Эволюция военного искусства. С древнейших времен до наших дней. Том второй - Свечин Александр Андреевич - Страница 53
- Предыдущая
- 53/147
- Следующая
Эта война 1864 г. являлась для уступавшей по числу и качеству датской армии сплошным отступательным маневром. Наряду с пруссаками действовали австрийцы, перешедшие, как мы видели, после кампаний 1859 г. к приемам грубой ударной тактики. В этой войне Пруссия и Австрия действовали совместно, прежде чем броситься друг на друга из-за дележа захваченной добычи — Шлезвиг-Гольштейна (повод). Было бы ошибочно думать, что в этом предварительном соревновании пруссаки со своими неосознанными начатками огневой тактики завоевали себе большую славу, чем австрийцы.

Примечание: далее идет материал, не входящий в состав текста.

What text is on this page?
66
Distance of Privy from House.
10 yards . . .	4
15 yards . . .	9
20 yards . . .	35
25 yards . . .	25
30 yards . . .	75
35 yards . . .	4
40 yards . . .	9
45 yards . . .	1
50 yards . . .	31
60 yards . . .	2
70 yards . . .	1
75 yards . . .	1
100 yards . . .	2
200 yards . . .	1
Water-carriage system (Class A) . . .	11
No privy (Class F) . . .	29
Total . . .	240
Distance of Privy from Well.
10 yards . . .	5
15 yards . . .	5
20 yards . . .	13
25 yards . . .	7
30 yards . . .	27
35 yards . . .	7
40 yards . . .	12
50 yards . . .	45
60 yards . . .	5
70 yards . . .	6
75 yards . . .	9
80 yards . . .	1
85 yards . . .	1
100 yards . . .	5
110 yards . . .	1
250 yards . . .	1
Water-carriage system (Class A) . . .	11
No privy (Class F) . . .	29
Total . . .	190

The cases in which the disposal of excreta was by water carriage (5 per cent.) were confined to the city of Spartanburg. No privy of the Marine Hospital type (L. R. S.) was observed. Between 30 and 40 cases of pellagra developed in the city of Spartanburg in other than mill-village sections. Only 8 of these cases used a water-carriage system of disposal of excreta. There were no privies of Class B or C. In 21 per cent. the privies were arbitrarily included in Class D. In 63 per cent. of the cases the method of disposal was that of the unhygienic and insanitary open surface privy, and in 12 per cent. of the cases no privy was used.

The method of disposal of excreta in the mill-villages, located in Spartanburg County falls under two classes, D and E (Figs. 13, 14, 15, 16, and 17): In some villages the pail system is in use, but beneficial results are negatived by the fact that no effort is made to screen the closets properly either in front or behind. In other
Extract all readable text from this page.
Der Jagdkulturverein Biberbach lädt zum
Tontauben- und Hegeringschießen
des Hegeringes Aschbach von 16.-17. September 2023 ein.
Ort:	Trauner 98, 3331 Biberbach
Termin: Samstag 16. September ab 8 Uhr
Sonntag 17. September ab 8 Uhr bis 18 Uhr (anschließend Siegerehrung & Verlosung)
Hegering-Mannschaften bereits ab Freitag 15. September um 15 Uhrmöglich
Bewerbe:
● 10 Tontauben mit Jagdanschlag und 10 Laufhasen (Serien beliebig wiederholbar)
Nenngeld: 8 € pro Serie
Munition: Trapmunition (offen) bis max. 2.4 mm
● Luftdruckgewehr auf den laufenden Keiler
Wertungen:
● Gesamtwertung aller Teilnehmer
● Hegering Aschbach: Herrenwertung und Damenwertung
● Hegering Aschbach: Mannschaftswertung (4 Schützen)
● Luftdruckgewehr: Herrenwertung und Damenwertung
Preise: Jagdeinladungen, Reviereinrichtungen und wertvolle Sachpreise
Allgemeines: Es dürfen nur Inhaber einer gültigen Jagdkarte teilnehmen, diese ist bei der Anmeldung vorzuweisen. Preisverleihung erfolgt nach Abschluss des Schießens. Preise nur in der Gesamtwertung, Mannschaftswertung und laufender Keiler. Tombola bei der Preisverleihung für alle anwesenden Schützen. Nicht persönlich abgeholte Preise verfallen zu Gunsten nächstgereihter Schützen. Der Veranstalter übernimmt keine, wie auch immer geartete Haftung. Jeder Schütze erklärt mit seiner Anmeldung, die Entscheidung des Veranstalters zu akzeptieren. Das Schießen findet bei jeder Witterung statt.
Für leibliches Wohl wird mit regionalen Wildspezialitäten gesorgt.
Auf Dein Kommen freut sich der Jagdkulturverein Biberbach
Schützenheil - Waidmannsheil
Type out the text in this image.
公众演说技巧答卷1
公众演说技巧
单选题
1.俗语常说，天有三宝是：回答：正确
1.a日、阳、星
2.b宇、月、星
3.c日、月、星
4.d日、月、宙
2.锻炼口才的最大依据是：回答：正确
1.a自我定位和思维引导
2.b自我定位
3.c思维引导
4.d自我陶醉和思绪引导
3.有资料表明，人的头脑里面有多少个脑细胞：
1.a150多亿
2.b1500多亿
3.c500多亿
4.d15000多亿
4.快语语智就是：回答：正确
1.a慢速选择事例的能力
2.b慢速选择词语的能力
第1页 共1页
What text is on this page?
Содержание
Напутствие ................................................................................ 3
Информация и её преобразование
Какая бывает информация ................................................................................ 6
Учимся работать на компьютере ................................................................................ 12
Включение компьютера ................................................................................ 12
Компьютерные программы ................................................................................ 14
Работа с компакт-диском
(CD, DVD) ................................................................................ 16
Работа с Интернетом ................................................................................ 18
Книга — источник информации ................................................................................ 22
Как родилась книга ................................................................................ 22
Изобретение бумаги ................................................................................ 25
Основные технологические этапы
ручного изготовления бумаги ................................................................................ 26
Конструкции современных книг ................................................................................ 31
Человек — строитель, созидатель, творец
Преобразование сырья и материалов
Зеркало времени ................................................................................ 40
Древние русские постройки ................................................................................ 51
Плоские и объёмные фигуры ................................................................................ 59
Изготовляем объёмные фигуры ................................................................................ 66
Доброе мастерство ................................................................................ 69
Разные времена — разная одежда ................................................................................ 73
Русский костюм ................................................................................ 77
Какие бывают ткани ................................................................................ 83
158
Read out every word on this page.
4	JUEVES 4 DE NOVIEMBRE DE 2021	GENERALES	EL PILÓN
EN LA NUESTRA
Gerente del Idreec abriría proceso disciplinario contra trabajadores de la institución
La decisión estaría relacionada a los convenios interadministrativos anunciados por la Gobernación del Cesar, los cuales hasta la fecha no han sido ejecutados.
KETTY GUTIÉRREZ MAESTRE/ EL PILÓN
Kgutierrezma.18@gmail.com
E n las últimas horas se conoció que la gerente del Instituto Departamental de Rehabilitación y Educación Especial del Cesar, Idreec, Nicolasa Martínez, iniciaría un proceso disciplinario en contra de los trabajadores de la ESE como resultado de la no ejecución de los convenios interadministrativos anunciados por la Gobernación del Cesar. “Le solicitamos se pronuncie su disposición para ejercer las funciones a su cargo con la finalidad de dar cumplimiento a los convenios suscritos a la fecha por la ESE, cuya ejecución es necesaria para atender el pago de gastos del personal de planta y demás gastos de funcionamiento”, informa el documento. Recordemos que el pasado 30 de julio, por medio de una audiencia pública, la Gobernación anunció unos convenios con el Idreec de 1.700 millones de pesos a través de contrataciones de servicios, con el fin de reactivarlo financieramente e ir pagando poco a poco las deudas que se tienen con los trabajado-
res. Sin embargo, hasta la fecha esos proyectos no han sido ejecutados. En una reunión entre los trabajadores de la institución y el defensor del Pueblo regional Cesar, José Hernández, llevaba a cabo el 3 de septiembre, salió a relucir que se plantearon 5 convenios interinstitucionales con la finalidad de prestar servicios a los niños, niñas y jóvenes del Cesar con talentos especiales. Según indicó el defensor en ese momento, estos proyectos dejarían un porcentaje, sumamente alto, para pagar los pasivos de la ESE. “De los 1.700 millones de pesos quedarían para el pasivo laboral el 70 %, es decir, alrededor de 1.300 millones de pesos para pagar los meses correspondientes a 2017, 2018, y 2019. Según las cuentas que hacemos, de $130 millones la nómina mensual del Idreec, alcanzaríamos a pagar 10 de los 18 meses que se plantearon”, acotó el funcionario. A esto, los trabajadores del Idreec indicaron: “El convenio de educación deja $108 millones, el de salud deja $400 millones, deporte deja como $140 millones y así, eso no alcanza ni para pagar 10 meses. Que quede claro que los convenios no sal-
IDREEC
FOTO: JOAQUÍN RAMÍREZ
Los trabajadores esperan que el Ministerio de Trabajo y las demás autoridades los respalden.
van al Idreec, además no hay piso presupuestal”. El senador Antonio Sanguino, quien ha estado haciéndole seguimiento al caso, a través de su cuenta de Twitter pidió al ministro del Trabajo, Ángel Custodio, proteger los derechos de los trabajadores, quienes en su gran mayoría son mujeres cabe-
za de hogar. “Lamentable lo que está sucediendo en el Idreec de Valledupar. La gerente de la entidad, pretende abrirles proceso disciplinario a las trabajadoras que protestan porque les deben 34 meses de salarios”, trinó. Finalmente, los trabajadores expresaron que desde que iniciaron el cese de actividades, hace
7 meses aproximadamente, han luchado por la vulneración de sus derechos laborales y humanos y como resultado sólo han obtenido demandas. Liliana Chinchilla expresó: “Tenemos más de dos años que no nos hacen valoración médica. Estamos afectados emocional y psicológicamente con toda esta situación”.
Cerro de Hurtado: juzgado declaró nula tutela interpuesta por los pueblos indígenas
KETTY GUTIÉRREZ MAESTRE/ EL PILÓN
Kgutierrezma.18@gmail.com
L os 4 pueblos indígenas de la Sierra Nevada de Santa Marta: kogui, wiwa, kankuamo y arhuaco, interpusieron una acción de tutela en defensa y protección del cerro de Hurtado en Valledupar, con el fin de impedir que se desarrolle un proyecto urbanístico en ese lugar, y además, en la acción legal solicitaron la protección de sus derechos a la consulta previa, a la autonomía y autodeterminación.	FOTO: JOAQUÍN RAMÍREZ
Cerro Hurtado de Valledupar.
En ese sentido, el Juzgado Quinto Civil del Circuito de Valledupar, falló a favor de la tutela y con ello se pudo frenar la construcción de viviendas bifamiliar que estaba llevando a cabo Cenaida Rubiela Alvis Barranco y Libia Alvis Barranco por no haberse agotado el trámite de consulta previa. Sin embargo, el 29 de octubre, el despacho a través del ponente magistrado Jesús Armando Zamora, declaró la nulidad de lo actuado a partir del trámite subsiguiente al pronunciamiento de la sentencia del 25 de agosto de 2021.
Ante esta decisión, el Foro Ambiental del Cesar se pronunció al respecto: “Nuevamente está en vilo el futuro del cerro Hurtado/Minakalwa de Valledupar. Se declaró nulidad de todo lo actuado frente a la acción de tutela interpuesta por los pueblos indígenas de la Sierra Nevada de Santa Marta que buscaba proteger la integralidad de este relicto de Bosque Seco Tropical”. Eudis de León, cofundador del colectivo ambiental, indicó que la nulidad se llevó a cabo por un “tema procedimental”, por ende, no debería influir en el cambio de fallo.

Последние сразу же и стремительно бросались напролом, пруссаки же часто медлили и осторожно вступали в бой; а так как датчане во всех случаях уходили с поля сражения, то лавры — в особенности в первой операции против укреплений Даненверка — доставались преимущественно австрийцам; пруссаки успели отыграться лишь впоследствии, на штурме дюппельских укреплений. Поверхностным наблюдателям со стороны тактика австрийцев казалась более надежной, решительной и продуктивной. Слабость датчан давала иллюзию превосходства австрийцев над пруссаками. Отсюда мы видим, во-первых, как нужно быть осторожным при производстве тактических оценок, и, во-вторых, что борьба со слабым противником, например, русских с турками конца XVIII и начала XIX века, может уклонить тактическое развитие армии на ошибочный путь. Но командовавший австрийцами генерал Габленц ясно видел преимущества тактики и вооружения пруссаков.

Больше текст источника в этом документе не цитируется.